L’expression “shared equity homeownership” est un terme que vous avez contribué à populariser pour décrire le fonctionnement des fiducies foncières. Que signifie ce terme et comment cette forme de logement affecte-t-elle l’acheteur moyen ?

L’expression “shared equity homeownership” a été inventée en 2006 dans le cadre d’un projet de recherche parrainé par l’Institut national du logement. Ce projet avait pour but d’examiner la prévalence et les performances de diverses formes de logements occupés par leur propriétaire et dont la revente est limitée – les principaux exemples étant les community land trusts, les maisons et les appartements dont l’accès est limité par un acte notarié, et les coopératives à capital limité. Le comité consultatif que l’INSA a réuni pour superviser ce projet souhaitait un terme générique qui décrirait ces modèles et mécanismes de logements occupés par leur propriétaire et dont la revente est restreinte comme un secteur unique, où les caractéristiques organisationnelles et opérationnelles communes à toutes ces formes alternatives d’accession à la propriété sont plus importantes que les caractéristiques qui distinguent un modèle d’un autre.
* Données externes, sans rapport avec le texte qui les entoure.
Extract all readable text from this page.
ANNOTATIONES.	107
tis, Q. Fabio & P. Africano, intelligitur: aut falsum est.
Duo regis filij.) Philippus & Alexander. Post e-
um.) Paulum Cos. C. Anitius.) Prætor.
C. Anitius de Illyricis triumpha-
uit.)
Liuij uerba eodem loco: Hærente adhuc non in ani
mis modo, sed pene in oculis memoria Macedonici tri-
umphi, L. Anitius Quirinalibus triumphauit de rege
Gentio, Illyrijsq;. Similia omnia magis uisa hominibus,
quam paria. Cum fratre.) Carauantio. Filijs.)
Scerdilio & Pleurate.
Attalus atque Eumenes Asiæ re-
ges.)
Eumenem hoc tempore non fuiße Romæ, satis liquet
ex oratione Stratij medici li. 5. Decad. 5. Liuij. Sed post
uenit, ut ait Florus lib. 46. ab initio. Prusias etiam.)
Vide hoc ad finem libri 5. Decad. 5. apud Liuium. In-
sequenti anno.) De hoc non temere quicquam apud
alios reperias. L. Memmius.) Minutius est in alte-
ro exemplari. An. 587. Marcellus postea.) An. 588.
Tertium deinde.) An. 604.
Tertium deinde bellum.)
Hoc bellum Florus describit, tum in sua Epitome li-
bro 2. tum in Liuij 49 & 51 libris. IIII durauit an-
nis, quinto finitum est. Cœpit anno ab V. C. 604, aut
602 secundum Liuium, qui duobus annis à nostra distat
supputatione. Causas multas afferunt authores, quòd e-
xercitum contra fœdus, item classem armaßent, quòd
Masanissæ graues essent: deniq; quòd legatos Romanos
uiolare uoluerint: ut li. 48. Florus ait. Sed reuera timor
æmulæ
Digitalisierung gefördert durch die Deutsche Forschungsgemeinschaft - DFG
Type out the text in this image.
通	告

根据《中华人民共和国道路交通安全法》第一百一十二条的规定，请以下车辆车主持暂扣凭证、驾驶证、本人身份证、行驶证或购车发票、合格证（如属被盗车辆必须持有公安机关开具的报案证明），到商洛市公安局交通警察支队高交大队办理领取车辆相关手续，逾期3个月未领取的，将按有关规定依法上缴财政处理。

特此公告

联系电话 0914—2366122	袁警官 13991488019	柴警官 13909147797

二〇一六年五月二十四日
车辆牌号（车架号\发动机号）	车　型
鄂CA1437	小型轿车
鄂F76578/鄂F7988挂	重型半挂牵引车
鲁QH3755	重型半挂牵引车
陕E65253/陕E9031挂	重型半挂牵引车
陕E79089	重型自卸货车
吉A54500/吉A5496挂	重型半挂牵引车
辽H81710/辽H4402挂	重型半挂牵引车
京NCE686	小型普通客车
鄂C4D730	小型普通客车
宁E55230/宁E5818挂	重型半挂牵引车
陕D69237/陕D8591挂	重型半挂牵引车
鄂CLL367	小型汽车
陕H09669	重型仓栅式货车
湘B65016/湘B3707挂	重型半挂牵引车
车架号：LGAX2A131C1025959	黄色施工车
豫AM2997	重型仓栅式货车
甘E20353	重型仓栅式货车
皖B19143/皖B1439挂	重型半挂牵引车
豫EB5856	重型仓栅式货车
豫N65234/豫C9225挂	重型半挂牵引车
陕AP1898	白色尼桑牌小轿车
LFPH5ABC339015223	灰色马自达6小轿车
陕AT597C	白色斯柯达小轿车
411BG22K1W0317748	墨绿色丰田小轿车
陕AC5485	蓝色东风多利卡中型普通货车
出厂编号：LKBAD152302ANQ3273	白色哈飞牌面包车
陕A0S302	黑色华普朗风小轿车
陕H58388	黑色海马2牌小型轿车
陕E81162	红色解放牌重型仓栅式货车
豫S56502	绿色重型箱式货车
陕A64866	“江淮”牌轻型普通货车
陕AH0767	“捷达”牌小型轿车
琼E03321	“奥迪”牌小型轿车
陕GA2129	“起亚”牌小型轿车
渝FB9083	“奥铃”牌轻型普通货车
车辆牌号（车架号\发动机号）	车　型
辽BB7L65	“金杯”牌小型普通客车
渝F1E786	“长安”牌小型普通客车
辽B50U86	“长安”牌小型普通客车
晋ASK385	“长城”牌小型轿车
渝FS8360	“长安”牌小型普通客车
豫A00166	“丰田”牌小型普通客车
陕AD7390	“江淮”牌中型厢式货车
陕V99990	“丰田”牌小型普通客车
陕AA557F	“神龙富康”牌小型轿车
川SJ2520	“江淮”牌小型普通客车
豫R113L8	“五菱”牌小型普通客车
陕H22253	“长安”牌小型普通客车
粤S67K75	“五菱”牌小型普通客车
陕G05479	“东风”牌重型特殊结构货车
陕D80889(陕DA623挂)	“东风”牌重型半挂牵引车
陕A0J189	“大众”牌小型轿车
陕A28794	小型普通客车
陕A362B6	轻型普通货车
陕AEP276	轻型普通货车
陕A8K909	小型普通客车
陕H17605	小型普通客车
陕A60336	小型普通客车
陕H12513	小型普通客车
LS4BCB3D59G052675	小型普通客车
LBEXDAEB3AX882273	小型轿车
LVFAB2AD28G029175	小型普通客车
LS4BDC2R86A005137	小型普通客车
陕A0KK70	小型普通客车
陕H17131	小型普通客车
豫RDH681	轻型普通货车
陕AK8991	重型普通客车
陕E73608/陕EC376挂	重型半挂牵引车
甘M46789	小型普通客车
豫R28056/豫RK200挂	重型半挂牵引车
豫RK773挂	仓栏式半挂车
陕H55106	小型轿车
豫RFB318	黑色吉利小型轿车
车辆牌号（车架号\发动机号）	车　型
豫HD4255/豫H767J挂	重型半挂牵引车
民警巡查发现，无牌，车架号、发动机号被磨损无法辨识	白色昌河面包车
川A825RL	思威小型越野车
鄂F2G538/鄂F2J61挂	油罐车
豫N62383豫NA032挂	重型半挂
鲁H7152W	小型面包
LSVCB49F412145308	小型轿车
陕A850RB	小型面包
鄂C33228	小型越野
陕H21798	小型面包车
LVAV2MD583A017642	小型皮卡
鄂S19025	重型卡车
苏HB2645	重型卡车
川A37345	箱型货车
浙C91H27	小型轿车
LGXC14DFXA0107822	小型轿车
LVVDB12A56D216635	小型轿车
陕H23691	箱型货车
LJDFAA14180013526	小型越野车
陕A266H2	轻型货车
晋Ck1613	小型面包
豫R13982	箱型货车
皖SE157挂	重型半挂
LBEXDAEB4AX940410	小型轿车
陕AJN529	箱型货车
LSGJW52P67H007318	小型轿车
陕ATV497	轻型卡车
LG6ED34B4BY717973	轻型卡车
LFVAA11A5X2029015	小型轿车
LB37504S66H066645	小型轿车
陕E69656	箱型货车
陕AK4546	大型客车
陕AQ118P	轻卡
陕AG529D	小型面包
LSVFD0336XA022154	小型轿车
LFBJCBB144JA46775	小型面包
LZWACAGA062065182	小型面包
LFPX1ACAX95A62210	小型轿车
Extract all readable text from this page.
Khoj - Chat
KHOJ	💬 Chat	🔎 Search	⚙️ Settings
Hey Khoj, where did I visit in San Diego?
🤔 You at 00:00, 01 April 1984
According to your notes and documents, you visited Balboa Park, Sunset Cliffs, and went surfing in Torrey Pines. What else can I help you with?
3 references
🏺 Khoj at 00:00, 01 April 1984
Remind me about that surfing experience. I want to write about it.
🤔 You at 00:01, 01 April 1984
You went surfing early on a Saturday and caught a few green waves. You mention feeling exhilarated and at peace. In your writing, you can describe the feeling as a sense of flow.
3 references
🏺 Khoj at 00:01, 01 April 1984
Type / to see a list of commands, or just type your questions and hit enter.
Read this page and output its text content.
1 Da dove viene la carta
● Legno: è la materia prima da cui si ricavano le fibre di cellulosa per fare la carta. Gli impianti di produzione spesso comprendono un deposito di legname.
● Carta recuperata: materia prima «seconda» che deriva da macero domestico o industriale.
Notre définition de travail a quelque peu évolué depuis 2006, l’année où l’INSA a publié les résultats de ses recherches dans un manuel intitulé Shared Equity Homeownership. Aujourd’hui, l’accent est davantage mis sur la manière dont ces modèles fonctionnent, en particulier dans la période qui suit la vente d’un logement, que sur la manière dont ces modèles sont structurés, comme c’était le cas auparavant. Ma propre définition, récemment présentée dans un article publié dans l’ABA Journal of Affordable Housing and Community Development Law, est que la copropriété est “un terme générique pour diverses formes de logements occupés par leur propriétaire et dont la revente est restreinte, dans lesquels les droits, les responsabilités, les risques et les bénéfices de la propriété sont partagés entre un ménage éligible qui achète le logement à un prix inférieur à celui du marché et un gestionnaire organisationnel qui protège l’accessibilité, la qualité et la sécurité de ce logement longtemps après son achat”.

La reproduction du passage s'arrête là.